Still reeling with shock, Zoe hurried along the tropical plant-lined pathway that led from the spa to the main building and pool area of the hotel. To her intense relief there didn’t appear to be a lot of damage. But her fear didn’t dissipate. Once before disaster had struck from nowhere, changing her life for ever. Who knew what she could expect here?

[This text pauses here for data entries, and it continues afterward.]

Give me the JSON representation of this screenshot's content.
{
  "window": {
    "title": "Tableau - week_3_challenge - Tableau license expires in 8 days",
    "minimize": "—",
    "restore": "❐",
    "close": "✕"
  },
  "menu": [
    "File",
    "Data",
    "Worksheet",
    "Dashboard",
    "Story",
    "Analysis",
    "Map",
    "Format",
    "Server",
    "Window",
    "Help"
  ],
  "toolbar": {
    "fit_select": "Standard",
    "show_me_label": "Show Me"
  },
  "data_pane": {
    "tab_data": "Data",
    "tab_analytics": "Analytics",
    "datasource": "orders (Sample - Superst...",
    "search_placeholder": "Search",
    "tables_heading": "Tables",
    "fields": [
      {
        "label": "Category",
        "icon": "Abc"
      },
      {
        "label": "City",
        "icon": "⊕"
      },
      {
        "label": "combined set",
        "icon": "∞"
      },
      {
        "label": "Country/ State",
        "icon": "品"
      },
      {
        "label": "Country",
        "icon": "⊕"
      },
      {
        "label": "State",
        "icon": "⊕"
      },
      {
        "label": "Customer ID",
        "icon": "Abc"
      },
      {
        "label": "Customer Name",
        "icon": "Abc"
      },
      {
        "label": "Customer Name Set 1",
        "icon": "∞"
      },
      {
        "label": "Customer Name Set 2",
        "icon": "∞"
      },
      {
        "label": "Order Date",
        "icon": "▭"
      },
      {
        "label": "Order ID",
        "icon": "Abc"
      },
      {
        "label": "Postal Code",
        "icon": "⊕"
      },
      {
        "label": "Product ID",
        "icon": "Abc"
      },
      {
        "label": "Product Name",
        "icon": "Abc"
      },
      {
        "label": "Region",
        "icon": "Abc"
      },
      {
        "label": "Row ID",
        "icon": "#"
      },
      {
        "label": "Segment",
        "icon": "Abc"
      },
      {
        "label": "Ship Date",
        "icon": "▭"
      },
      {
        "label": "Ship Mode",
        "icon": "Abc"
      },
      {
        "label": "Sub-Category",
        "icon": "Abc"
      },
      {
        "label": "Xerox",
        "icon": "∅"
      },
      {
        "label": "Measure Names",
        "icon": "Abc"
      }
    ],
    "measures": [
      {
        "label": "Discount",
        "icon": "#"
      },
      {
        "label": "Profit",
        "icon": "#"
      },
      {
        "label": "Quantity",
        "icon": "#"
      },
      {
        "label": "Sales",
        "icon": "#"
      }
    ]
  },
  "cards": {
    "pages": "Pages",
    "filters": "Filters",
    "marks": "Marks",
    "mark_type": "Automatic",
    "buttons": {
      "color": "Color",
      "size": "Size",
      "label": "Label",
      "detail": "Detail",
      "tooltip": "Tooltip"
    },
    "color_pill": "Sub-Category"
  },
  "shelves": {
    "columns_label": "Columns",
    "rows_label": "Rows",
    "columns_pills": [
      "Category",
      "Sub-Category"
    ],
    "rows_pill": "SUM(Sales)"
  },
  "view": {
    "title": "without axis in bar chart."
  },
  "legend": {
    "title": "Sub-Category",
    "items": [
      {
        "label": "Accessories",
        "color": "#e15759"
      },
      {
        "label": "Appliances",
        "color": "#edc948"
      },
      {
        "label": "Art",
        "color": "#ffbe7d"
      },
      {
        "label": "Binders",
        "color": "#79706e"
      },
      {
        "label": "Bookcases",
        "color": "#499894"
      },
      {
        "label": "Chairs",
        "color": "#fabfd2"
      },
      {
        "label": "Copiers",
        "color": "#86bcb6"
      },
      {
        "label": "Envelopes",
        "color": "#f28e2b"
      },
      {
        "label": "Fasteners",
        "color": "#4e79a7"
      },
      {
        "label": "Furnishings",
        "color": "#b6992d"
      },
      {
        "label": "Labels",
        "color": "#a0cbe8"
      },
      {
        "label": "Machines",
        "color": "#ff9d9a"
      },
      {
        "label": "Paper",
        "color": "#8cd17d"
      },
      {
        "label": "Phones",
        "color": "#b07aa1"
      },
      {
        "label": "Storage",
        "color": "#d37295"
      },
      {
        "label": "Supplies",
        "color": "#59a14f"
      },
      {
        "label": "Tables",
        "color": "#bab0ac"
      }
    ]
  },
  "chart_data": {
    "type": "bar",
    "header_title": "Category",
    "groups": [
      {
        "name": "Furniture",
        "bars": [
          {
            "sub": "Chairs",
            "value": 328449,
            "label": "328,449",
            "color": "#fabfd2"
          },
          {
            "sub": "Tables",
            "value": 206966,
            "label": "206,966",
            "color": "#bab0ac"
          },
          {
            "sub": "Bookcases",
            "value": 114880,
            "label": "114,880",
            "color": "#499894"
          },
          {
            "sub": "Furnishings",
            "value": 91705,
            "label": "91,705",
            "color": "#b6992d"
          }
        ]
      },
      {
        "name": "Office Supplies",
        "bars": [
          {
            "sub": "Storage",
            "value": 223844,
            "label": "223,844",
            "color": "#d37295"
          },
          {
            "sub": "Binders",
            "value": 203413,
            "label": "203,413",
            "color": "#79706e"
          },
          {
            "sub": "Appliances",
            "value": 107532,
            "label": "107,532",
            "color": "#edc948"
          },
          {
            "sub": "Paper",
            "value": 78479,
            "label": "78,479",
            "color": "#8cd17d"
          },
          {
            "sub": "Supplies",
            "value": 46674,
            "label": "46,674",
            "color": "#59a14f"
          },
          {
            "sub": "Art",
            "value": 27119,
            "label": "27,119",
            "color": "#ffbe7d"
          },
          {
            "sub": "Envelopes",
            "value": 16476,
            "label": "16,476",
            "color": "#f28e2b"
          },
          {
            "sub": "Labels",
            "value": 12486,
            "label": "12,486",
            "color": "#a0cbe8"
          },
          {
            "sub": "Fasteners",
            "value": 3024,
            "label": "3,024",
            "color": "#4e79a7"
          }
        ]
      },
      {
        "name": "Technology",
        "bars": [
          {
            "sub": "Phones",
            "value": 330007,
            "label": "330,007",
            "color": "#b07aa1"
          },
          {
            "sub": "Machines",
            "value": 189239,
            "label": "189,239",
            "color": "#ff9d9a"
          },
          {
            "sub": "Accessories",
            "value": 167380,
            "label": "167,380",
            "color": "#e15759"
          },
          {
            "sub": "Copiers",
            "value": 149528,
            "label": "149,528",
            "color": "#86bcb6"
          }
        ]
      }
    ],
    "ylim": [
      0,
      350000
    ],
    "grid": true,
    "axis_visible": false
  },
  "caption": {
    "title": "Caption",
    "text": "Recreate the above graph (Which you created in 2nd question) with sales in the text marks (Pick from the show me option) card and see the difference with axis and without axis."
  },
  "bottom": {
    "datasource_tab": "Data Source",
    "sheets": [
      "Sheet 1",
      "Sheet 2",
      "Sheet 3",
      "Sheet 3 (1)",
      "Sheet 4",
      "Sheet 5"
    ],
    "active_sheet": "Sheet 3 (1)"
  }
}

During her stay she hadn’t taken much notice of the other guests. Each villa was completely private, with high walls around it and its own lap pool. Now she was surprised at the number of people gathered for an emergency briefing in the open courtyard outside the reception area. She was the only one in the crowd to be clad in just a towel, but other people were in swimwear or wearing assorted hastily donned garments.
Could she get to her room? If she was going to die she didn’t want it to be in a white standard-issue hotel towel.
The other guests were terrified too. She could see it in their grim faces, hear their concern in the murmur of conversation in several different languages.
The hotel manager took the floor to reassure them that the tremor was low on the Richter Scale of seismic activity. He told his guests that electricity had been knocked out but that the hotel emergency generators would soon kick in and it would be business as usual. There was no need to panic.
But what if there were aftershocks?
The manager’s reassuring words did little to make Zoe’s rapid heartbeat subside or her hands less clammy. It was time to get out of here, before any other disaster might strike. She’d seen the sights. She’d wound down. She’d been pampered from head to toe. Now she was anxious to get home.
She was just about to ask the manager if the airport was open when a man spoke from several rows of people behind her.
‘Is there a tsunami warning?’ he asked.
The word ‘tsunami’ was enough to strike renewed fear into Zoe’s heart. But it wasn’t the thought of an imminent tidal wave that kick-started her heartbeat into overdrive, it was the man’s voice. Deep, confident, immediately familiar.
Mitch Bailey.
But it couldn’t be. There must be lots of Australian-accented male voices in Seminyak. The west coast town was a popular vacation playground for Australians. Besides, it was ten years since she’d last heard that voice. She must be mistaken.
‘No tsunami warning,’ the manager replied to the man. ‘There’s no danger.’
‘What about aftershocks?’ The man asked the question she was too paralysed by fear to ask herself.